By Denver Nicks
March 2, 2016
Bob Dylan plays acoustic guitar and smokes a cigarette in this headshot from September 1961 in New York City, New York.
Michael Ochs Archives—Getty Images

For years rumor circulated among Bob Dylan enthusiasts of a legendary secret archive including notebooks that many hoped would reveal how Dylan wrote some of his most iconic songs.

In this case the legend happens to be true. Two institutions in Tulsa, Oklahoma, announced Wednesday they have acquired Bob Dylan’s archive of 6,000 items, including lyrics, correspondence, recordings, films and photos, reports the New York Times.
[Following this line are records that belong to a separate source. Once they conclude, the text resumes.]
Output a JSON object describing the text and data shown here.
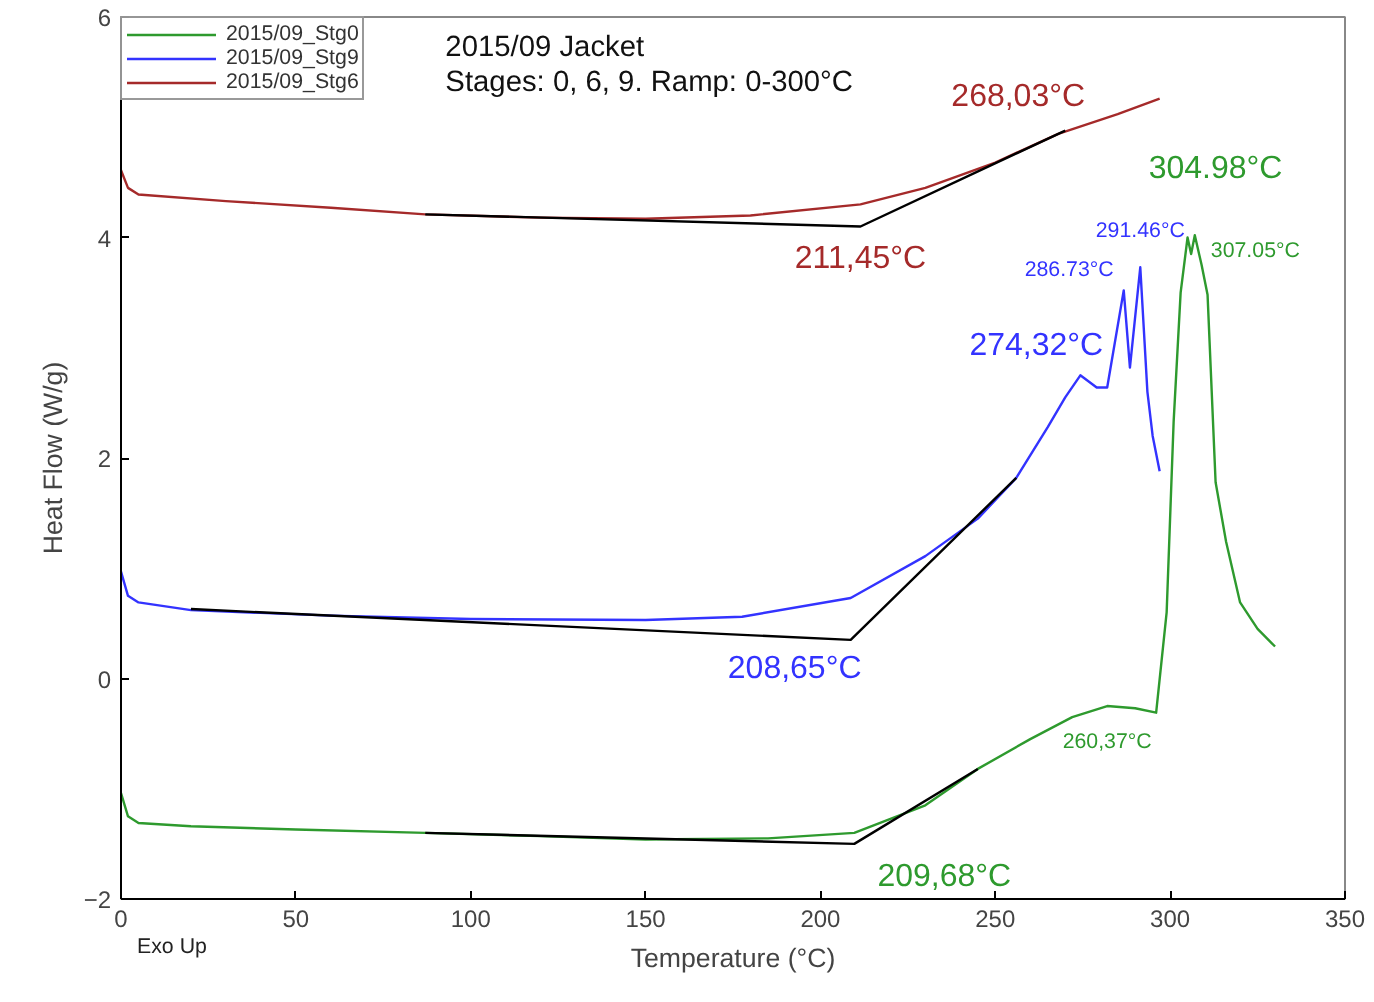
{
  "chart_data": {
    "type": "line",
    "title": "2015/09 Jacket",
    "subtitle": "Stages: 0, 6, 9. Ramp: 0-300°C",
    "xlabel": "Temperature (°C)",
    "ylabel": "Heat Flow (W/g)",
    "xlim": [
      0,
      350
    ],
    "xticks": [
      0,
      50,
      100,
      150,
      200,
      250,
      300,
      350
    ],
    "ylim": [
      -2,
      6
    ],
    "yticks": [
      -2,
      0,
      2,
      4,
      6
    ],
    "grid": false,
    "legend": "top left",
    "marker": "none",
    "line_style": "solid",
    "series": [
      {
        "name": "2015/09_Stg0",
        "color": "#2e9a2e",
        "x": [
          0,
          2,
          5,
          20,
          50,
          87,
          120,
          150,
          185,
          209.68,
          230,
          245,
          260,
          272,
          282,
          290,
          296,
          299,
          301,
          303,
          304.98,
          306,
          307.05,
          309,
          310.7,
          313,
          316,
          320,
          325,
          330
        ],
        "values": [
          -1.04,
          -1.25,
          -1.31,
          -1.34,
          -1.37,
          -1.4,
          -1.43,
          -1.46,
          -1.45,
          -1.4,
          -1.15,
          -0.82,
          -0.55,
          -0.35,
          -0.25,
          -0.27,
          -0.31,
          0.6,
          2.33,
          3.5,
          4.0,
          3.85,
          4.02,
          3.75,
          3.48,
          1.78,
          1.24,
          0.69,
          0.45,
          0.29
        ]
      },
      {
        "name": "2015/09_Stg9",
        "color": "#3333ff",
        "x": [
          0,
          2,
          5,
          20,
          60,
          100,
          150,
          177.6,
          208.65,
          230,
          245,
          256,
          265,
          270,
          274.32,
          279,
          282,
          286.73,
          288.5,
          291.46,
          293.5,
          295,
          297
        ],
        "values": [
          0.97,
          0.75,
          0.69,
          0.62,
          0.57,
          0.54,
          0.53,
          0.56,
          0.73,
          1.11,
          1.45,
          1.82,
          2.28,
          2.55,
          2.75,
          2.64,
          2.64,
          3.52,
          2.82,
          3.73,
          2.6,
          2.2,
          1.88
        ]
      },
      {
        "name": "2015/09_Stg6",
        "color": "#a52a2a",
        "x": [
          0,
          2,
          5,
          30,
          60,
          87,
          120,
          150,
          180,
          211.45,
          230,
          250,
          268,
          285,
          297
        ],
        "values": [
          4.61,
          4.45,
          4.39,
          4.33,
          4.27,
          4.21,
          4.18,
          4.17,
          4.2,
          4.3,
          4.45,
          4.68,
          4.94,
          5.12,
          5.26
        ]
      },
      {
        "color": "#000000",
        "x": [
          87,
          211.45,
          270
        ],
        "values": [
          4.21,
          4.1,
          4.97
        ]
      },
      {
        "color": "#000000",
        "x": [
          20,
          208.65,
          256
        ],
        "values": [
          0.63,
          0.35,
          1.82
        ]
      },
      {
        "color": "#000000",
        "x": [
          87,
          209.68,
          245
        ],
        "values": [
          -1.4,
          -1.5,
          -0.82
        ]
      }
    ],
    "annotations": [
      {
        "text": "268,03°C",
        "x": 268,
        "y": 4.94
      },
      {
        "text": "211,45°C",
        "x": 211.45,
        "y": 4.1
      },
      {
        "text": "274,32°C",
        "x": 274.32,
        "y": 2.75
      },
      {
        "text": "286.73°C",
        "x": 286.73,
        "y": 3.52
      },
      {
        "text": "291.46°C",
        "x": 291.46,
        "y": 3.73
      },
      {
        "text": "304.98°C",
        "x": 304.98,
        "y": 4.0
      },
      {
        "text": "307.05°C",
        "x": 307.05,
        "y": 4.02
      },
      {
        "text": "260,37°C",
        "x": 282,
        "y": -0.25
      },
      {
        "text": "208,65°C",
        "x": 208.65,
        "y": 0.35
      },
      {
        "text": "209,68°C",
        "x": 209.68,
        "y": -1.5
      },
      "Exo Up"
    ]
  }
}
The news was announced by the George Kaiser Family Foundation and the University of Tulsa, who jointly acquired the archive for an amount estimated to be between $15 million and $20 million.

According to the Times, which got a preview of the archive, “it is clear that the archives are deeper and more vast than even most Dylan experts could imagine, promising untold insight into the songwriter’s work.”

The Dylan archive will be housed on public display in Tulsa alongside a copy of the Declaration of Independence, a collection of Native American art, and the papers of Woody Guthrie, an early hero of Dylan’s.

In a statement, Dylan lauded praised the acquisition and the choice to put his work on display alongside that of his longtime idol.

“I’m glad that my archives, which have been collected all these years, have finally found a home and are to be included with the works of Woody Guthrie and especially alongside all the valuable artifacts from the Native American Nations. To me it makes a lot of sense and it’s a great honor.”